As time goes on I’m finding that I have more and more sympathy for editors. It can’t be easy at the best of times, particularly when you see the number of submissions some of them get, and when the technology turns against you it must be hellish.
It’s a big day tomorrow – three submission windows open and I have submissions prepared for each one.
The game’s afoot, as Holmes said, though when I check the quote I find that Henry V said it first. Tricky things, quotes.
Being ignored by a machine is preferable to being ignored by a person
It is bad when your submissions get eaten by the machine.
I was upset for five minutes but regained my composure fairly quickly because, let’s face it, I don’t have high expectations from life…:-(
Good luck! Sending you energy!
Thank you. I’ll do my best to use it wisely. 🙂
Sending best wishes for success, Quercus!
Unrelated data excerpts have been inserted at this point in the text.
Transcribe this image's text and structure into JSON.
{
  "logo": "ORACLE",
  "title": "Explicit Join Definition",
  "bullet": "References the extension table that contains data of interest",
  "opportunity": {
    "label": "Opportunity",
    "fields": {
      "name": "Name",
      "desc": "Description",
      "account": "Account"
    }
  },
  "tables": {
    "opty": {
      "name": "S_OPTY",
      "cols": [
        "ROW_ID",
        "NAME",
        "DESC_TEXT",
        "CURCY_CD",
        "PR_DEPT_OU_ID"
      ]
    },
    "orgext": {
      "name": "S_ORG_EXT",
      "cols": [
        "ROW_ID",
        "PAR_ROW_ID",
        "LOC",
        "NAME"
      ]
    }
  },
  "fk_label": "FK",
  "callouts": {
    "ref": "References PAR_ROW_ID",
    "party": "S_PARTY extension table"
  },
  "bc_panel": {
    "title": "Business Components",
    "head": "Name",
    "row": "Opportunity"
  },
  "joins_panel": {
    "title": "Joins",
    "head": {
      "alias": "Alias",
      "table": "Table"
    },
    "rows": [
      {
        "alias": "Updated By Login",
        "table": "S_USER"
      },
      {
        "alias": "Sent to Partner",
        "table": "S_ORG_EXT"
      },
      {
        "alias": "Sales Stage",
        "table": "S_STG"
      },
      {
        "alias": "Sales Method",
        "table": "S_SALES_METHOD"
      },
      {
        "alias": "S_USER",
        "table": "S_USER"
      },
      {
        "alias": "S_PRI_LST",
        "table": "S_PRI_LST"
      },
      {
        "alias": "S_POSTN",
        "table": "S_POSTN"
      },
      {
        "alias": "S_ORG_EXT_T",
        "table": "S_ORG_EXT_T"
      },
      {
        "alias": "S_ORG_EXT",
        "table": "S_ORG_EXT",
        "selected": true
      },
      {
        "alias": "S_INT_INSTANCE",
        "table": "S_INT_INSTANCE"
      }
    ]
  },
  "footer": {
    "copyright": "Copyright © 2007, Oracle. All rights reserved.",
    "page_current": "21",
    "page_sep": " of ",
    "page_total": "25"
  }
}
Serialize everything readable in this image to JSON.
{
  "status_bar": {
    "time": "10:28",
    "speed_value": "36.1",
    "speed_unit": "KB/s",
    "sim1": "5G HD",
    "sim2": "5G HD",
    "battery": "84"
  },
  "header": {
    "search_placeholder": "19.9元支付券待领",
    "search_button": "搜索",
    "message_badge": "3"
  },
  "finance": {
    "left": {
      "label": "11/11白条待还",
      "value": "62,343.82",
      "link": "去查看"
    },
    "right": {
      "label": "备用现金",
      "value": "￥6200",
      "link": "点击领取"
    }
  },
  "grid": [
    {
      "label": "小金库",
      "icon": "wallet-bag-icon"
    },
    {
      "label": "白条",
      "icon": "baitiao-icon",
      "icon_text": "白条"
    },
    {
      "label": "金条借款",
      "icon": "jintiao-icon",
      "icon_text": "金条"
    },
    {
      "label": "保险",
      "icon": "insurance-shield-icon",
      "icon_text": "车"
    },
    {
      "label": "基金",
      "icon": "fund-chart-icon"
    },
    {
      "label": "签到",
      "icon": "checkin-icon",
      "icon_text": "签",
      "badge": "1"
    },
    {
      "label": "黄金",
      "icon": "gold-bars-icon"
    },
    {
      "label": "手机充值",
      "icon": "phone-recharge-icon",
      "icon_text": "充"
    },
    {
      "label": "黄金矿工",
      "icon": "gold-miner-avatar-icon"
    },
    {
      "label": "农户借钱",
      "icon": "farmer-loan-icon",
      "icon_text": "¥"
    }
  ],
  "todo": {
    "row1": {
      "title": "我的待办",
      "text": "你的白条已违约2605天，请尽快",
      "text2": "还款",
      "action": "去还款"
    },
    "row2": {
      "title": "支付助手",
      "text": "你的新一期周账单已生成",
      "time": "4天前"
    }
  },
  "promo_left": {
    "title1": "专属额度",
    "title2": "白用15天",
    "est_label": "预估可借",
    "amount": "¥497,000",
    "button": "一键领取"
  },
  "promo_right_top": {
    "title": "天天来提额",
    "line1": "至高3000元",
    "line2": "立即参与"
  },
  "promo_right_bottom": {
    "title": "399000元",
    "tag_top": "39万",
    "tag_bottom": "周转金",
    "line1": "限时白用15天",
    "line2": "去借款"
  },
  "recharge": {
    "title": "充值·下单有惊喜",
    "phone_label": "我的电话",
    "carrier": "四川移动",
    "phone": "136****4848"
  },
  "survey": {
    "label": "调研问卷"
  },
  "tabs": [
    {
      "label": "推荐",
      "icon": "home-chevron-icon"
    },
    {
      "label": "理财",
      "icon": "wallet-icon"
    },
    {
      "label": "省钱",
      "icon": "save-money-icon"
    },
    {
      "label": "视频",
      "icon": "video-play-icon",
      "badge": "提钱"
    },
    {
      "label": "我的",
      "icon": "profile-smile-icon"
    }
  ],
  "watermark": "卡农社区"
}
Rejection always stings. No two ways about it. But as a former editor of a small literary magazine, I shudder when I remember the avalanche of poetry submissions I used to receive. It got so overwhelming that eventually I had to institute a no-unsolicited-poetry rule. I was sorry to have to do this as I had received many fine unsolicited poems. But I felt as though I had no choice. Anyway, a part of me wishes we were still publishing the magazine so I could accept your poetry and the writing of many other blogging friends. Ah, well!
One editor was saying that he gets 1,500 a month and he publishes online every month. He must be superman. To be fair, they are haiku rather than epics. 🙂
Phew! Even I never got that much. I probably would have had a nervous breakdown if that much poetry had come pouring in.
I’d have one just reading that much, let alone having to select the best.